U.S. News

Strong Earthquake Jolts Japan, More Than 190 Are Injured

Reuters
WATCH LIVE

A strong earthquake jolted northwestern Japan on Monday, injuring more than 190 people, destroying houses and sparking a fire at a nuclear power plant, Japanese media and officials said.

"I was on the street, and there was strong sideways shaking. I couldn't remain standing. One wall has collapsed," gasoline station worker Hiroki Takahashi told public broadcaster NHK in Kashiwazaki City, near the focus of the quake, where television reported at least 12 people were trapped under collapsed houses.

One person was in critical condition after being pulled from a collapsed building, media said, but there were no initial reports of deaths from the magnitude 6.8 tremor, centered some 250 km (155 miles) northwest of Tokyo. 

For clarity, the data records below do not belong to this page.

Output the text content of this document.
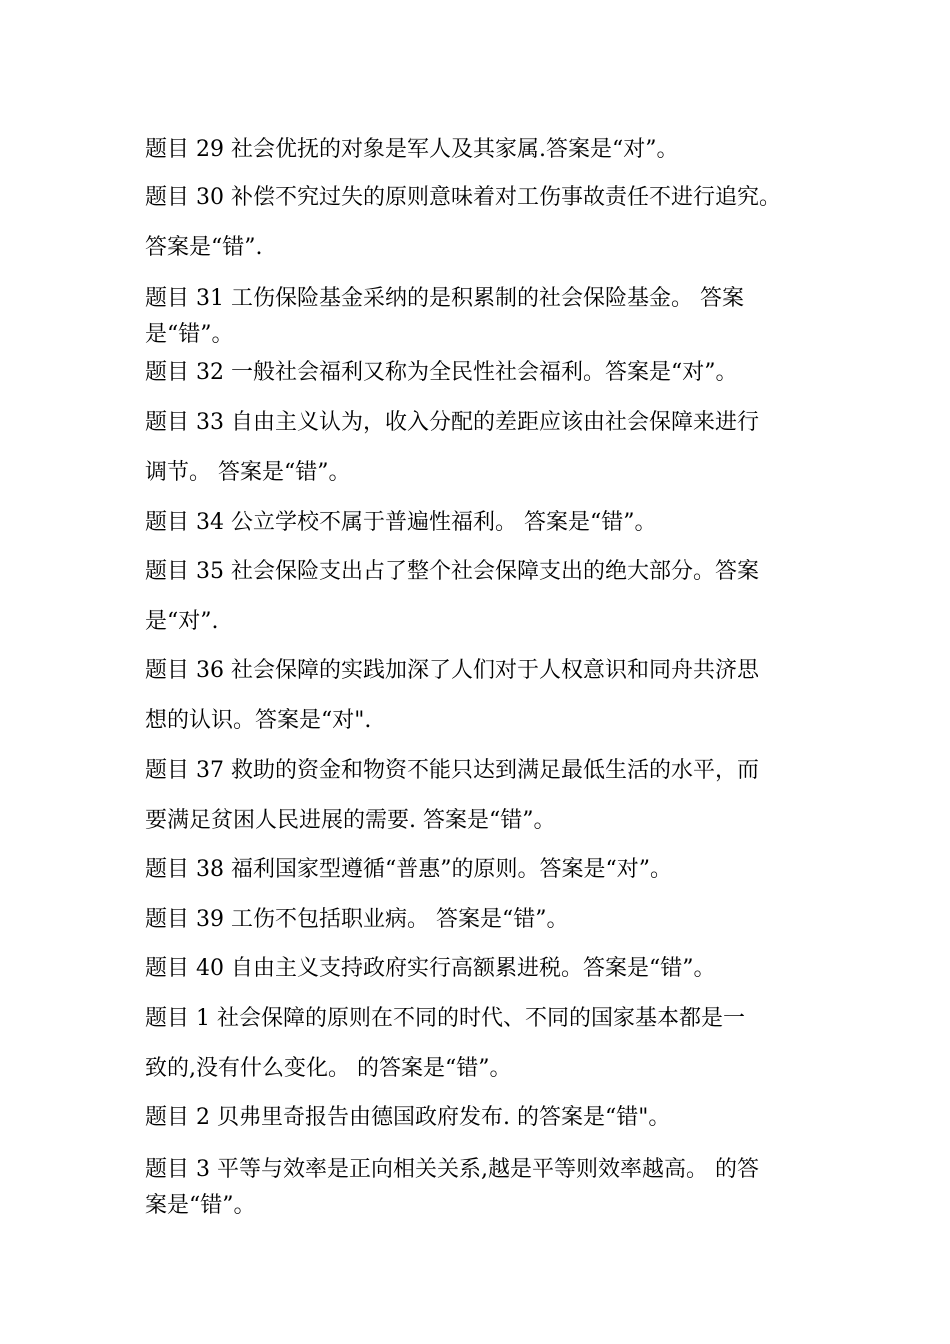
题目 29 社会优抚的对象是军人及其家属.答案是“对”。
题目 30 补偿不究过失的原则意味着对工伤事故责任不进行追究。
答案是“错”.
题目 31 工伤保险基金采纳的是积累制的社会保险基金。 答案
是“错”。
题目 32 一般社会福利又称为全民性社会福利。答案是“对”。
题目 33 自由主义认为，收入分配的差距应该由社会保障来进行
调节。 答案是“错”。
题目 34 公立学校不属于普遍性福利。 答案是“错”。
题目 35 社会保险支出占了整个社会保障支出的绝大部分。答案
是“对”.
题目 36 社会保障的实践加深了人们对于人权意识和同舟共济思
想的认识。答案是“对".
题目 37 救助的资金和物资不能只达到满足最低生活的水平，而
要满足贫困人民进展的需要. 答案是“错”。
题目 38 福利国家型遵循“普惠”的原则。答案是“对”。
题目 39 工伤不包括职业病。 答案是“错”。
题目 40 自由主义支持政府实行高额累进税。答案是“错”。
题目 1 社会保障的原则在不同的时代、不同的国家基本都是一
致的,没有什么变化。 的答案是“错”。
题目 2 贝弗里奇报告由德国政府发布. 的答案是“错"。
题目 3 平等与效率是正向相关关系,越是平等则效率越高。 的答
案是“错”。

Several houses collapsed and a temple's roof caved in, television pictures showed. Buildings swayed in Tokyo, and nuclear power reactors in Niigata prefecture were shut down for checks but there were no radiation leaks reported.

Black smoke billowed from a fire in an electrical transformer building at the Kashiwazaki Kariwa nuclear power plant near the epicenter. The fire was largely out by noon.  Bullet trains to the area were halted briefly and local trains stopped. TV pictures showed one train had fallen off the rails.

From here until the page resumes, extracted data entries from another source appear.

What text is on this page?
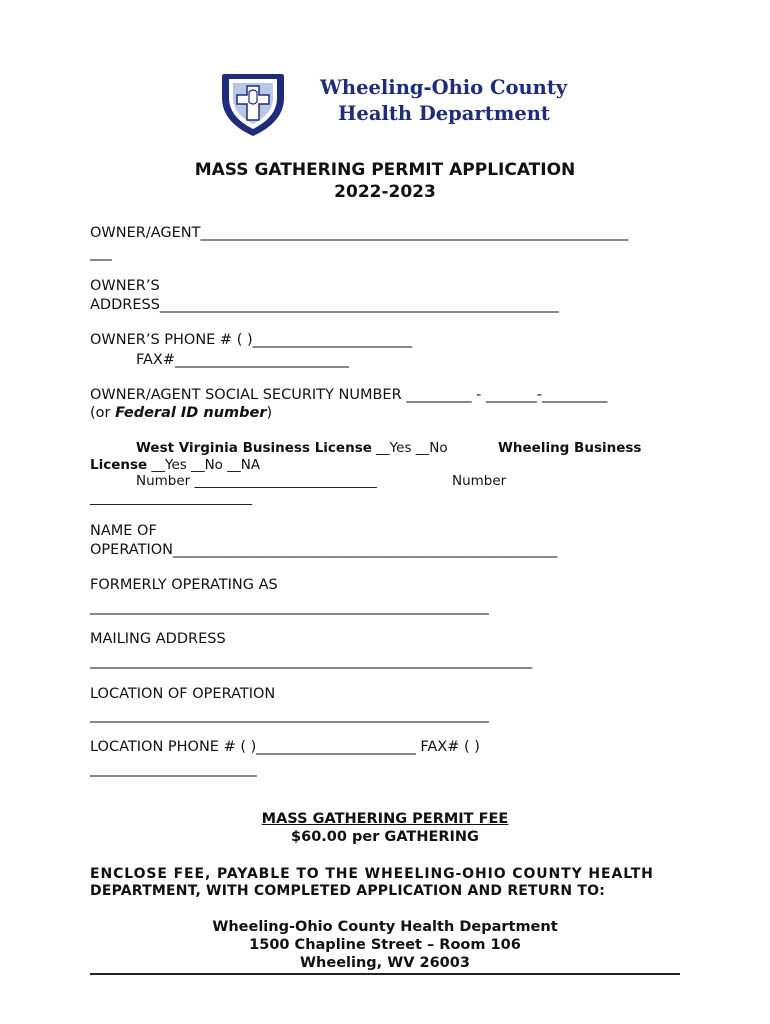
Wheeling-Ohio County
Health Department
MASS GATHERING PERMIT APPLICATION
2022-2023
OWNER/AGENT___________________________________________________________
___
OWNER’S
ADDRESS_______________________________________________________
OWNER’S PHONE # ( )______________________
FAX#________________________
OWNER/AGENT SOCIAL SECURITY NUMBER _________ - _______-_________
(or Federal ID number)
West Virginia Business License __Yes __No	Wheeling Business
License __Yes __No __NA
Number ___________________________	Number
________________________
NAME OF
OPERATION_____________________________________________________
FORMERLY OPERATING AS
_______________________________________________________
MAILING ADDRESS
_____________________________________________________________
LOCATION OF OPERATION
_______________________________________________________
LOCATION PHONE # ( )______________________ FAX# ( )
_______________________
MASS GATHERING PERMIT FEE
$60.00 per GATHERING
ENCLOSE FEE, PAYABLE TO THE WHEELING-OHIO COUNTY HEALTH
DEPARTMENT, WITH COMPLETED APPLICATION AND RETURN TO:
Wheeling-Ohio County Health Department
1500 Chapline Street – Room 106
Wheeling, WV 26003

The 10:13 a.m. Tokyo time quake with a magnitude of 6.8 was centered around 60 km (37 miles) southwest of Niigata, revised upwards from a preliminary 6.6 magnitude.

Prime Minister Shinzo Abe had cut short campaigning for an upcoming Upper House election and was returning to Tokyo, Chief Cabinet Secretary Yasuhisa Shiozaki told a news conference. The government had established an emergency office to deal with the quake, he added.

Monday is a holiday in Japan so financial markets were closed.

"Gas seems to have leaked in some places. Electricity is fine, but I can't go inside," Kashiwazaki resident Masae Yanai told public broadcaster NHK.

Tsunami warning sirens sounded along affected stretches of the Sea of Japan, with a surge of up to about 50 cm (20 inches) predicted, but the warning was later withdrawn.

Niigata was the site of an October 2004 earthquake with a matching magnitude of 6.8 that killed 65 people and injured more than 3,000. That was the deadliest quake since a magnitude 7.3 tremor hit the city of Kobe in 1995, killing more than 6,400.